Opinion: Time for pragmatism on women’s rights treaty

by Anjali Dixit

From left to right: Denise Scotto, Co-Chair of the NY State Bar Association International Women’s Rights Committee, Jayne Huckerby, Adjunct Assistant Professor of Law, NYU School of Law, Gaynel Curry, Gender and Women’s Rights Advisor, Office of the UN High Commissioner for Human Rights, Karen Stefiszyn, human rights specialist at UN Development Fund for Women (UNIFEM), Janet Benshoof, President and Founder of the Global Justice Center, Shannon McNulty, Program Chair & Co-Chair of the NY State Bar Association International Women’s Rights Committee. / Nicole Schilit

The Convention on the Elimination of All Forms of Discrimination Against Women (CEDAW), adopted in 1979 by the United Nations General Assembly, is also known as the international bill of rights for women. CEDAW compels its signatories to create a normative framework of nondiscrimination and equality for women. In so doing, it addresses women’s civil, political, social, and economic rights in both the public and private spheres. Over the past 30 years, CEDAW has provided both the rhetoric and the international approval to overturn discriminatory laws and customs in many of the 186 countries that have ratified it. Although the United States is a glaring omission from that list of countries, policymakers in the U.S. must approach CEDAW’s ratification with political pragmatism.

In the U.S., CEDAW highlights many of the ideological rifts between conservatives and liberals. Conservative leaders claim that its ratification will overthrow American laws and values. Concerned Women of America, one conservative organization that promotes the integration of biblical values into public policy, contends that CEDAW is “a tool for radical feminists” to undermine family values, provide access to abortion, legalize prostitution, and eliminate all differences between men and women. In contrast, President Obama, Vice President Biden, Speaker Pelosi, and other liberal political leaders have pushed for CEDAW’s ratification in order to demonstrate support for gender equality both domestically and abroad. Currently, the version of CEDAW pending in the U.S. Senate includes numerous reservations, understandings and declarations, all of which essentially serve to tone down its so-called “radical” leanings.

At a March 30 event sponsored by the International Women’s Rights Committee of the New York State Bar Association, Janet Benshoof, founder and president of the Global Justice Center, asserted that it is worse to ratify CEDAW in its current state than to skip ratification altogether. Referring to the United States’ existing version of CEDAW as the “Twisted Sister” and “CEDAW-Lite,” Benshoof argues that ratifying CEDAW with reservations would be a “PR scheme for a global ad campaign,” effectively sidestepping CEDAW’s original intention to spur governments to enshrine its tenets into domestic law. Rather than adopting CEDAW with reservations, Benshoof declares that the U.S. must instead remove the qualifiers on CEDAW before ratification in order to convey a commitment to revolutionary change in U.S. law and to “send a message around the world that CEDAW matters.”
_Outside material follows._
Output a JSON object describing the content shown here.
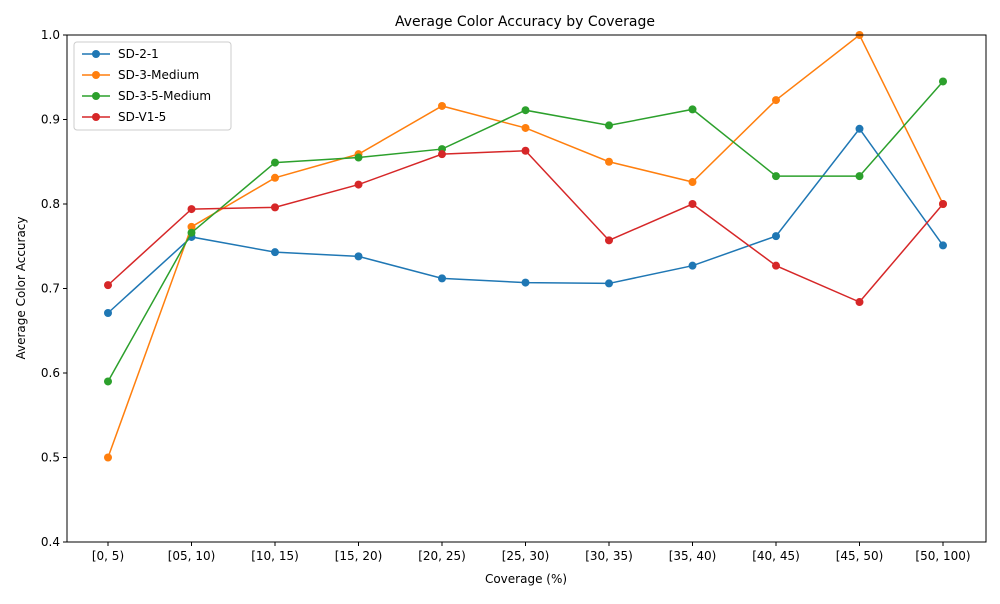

While Janet Benshoof’s argument for a purist version of CEDAW is idealistic and theoretically sound, it is politically unfeasible. In a political climate rife with accusations of big government takeover, the idea of rewriting the U.S. Constitution to include the principle of gender equality; enacting legislation prohibiting discrimination against women; abolishing all discriminatory laws, customs, and practices; and ensuring that no public authority, private organization, or individual discriminates against women is unreasonable and maybe even naïve.

Although it is easy to refuse any ratification that is not a complete ratification, this all-or-nothing approach is devoid of both nuance and political savvy. Benshoof’s demands for total and instant gratification lack the patience that would be required for CEDAW’s acceptance by the U.S. Senate.

Historically, political upheaval of this sort usually only succeeds incrementally and imperfectly, especially in a viciously partisan climate. In March, President Obama signed a health care bill that has been toiled over since his presidential campaign in 2008. In fact, one could argue that this health care bill has been on the political agenda since Clinton’s push for universal health care in 1992, or since Johnson’s implementation of Medicare and Medicaid in 1965, or since Truman’s attempt at health reform in the 1940s, or even since FDR’s Social Security Act of 1935. In just the past year and half, the bill has undergone iteration after iteration, with politicians, nonprofit organizations, lobbyists, and the general public all getting involved in the debate.

The bill President Obama signed into law is not perfect, but it is a start. It provides a potential stepping-stone to achieving universal health care. It passed — albeit in imperfect form — because of the process of political deliberation that allowed politicians and all of their constituents the opportunity to join in, really learn what was happening, and feel comfortable with the systemic changes that are soon to come.

In the same way that achieving universal health care in the U.S. has been undertaken as a process, so must the CEDAW articles delineating gender equality. CEDAW doesn’t have to spur as enormous a debate or overhaul as health care reform did, but its full ratification will only come when idealism is tempered by patience and political acumen.

Published in RightsNews Volume 28, no. 2, April, 2010.